KARACHI: Pharaon Investment Group Limited (PIGL), the majority shareholder of Attock Cement Pakistan Ltd. (ACPL), is exploring a potential exit from its stake in the company, drawing attention from multiple strategic investors amid a period of expansion and valuation re-rating across the cement sector.
According to disclosures reaffirmed in May 2025, PIGL is evaluating various strategic options, including the possible sale of its 84.06% shareholding in ACPL. The company has received Public Announcements of Intention from several acquirers interested in acquiring up to 115.5 million shares, contingent on regulatory approvals.
Three acquisition proposals have formally emerged: joint offers by Fauji Foundation and Kot Addu Power Company, and by Cherat Cement and Shirazi Investments, as well as a standalone bid by Alpha Cement Company Ltd.
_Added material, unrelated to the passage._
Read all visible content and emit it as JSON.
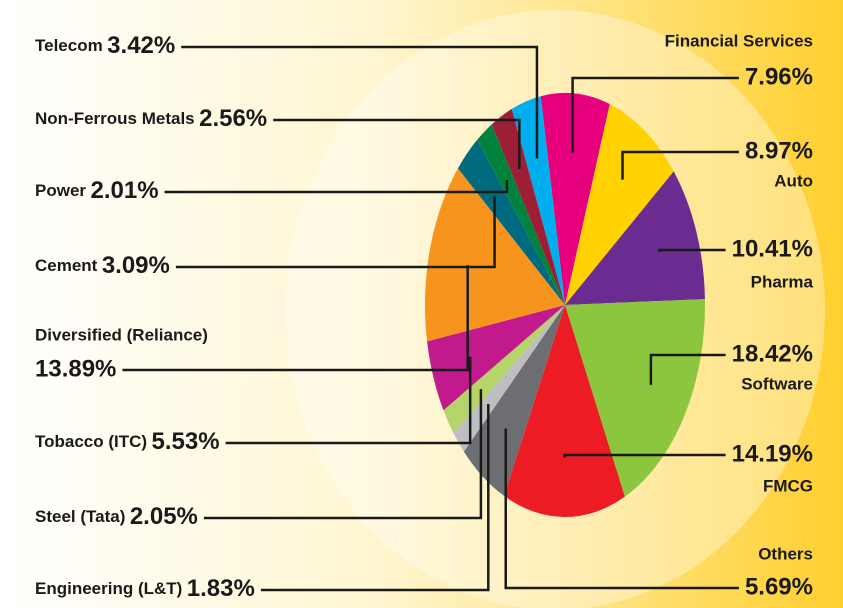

A fourth interested party, Bestway Cement Ltd., submitted a non-binding offer but has not advanced to the next stage.
Based in Hub, Balochistan, ACPL holds a prominent position in the southern cement market with an installed capacity of 4.3 million tons, following a major 1.3 million-ton brownfield expansion completed in April 2024. The $100 million project increased ACPL’s market share in the region from 18% to 24%. Its coastal location enables competitive logistics for exports, positioning the company advantageously near key infrastructure and mineral developments, including those tied to the China-Pakistan Economic Corridor (CPEC) and Reko Diq.
ACPL has also made significant strides in energy efficiency. Through a mix of waste heat recovery, solar, coal-fired, and wind power sources—supplemented by a wind turbine added in March 2025—the company has slashed grid dependency to 10% and reduced power costs by approximately 35%.
Despite these improvements, ACPL continues to trade at a discount to both its own expansion costs and peer valuations. Its implied enterprise value per ton (EV/ton) stands at $40—nearly half the $78/ton cost of its latest expansion and below the $60–80/ton replacement cost range seen across the sector. In comparison, Bestway Cement and Lucky Cement are trading at $61 and $97 EV/ton, respectively.
Analysts note that acquiring ACPL may offer strategic buyers a cost-efficient and expedient avenue to scale operations, particularly given improving macroeconomic conditions, stronger sector balance sheets, and historical post-acquisition re-ratings in the cement space.
While export volumes remain a cornerstone of ACPL’s operations, particularly in regional markets like Bangladesh and Sri Lanka, the company continues to pursue opportunities to enhance domestic market alignment with its production capacity.
The acquisition process remains ongoing as stakeholders await regulatory clearance and further developments.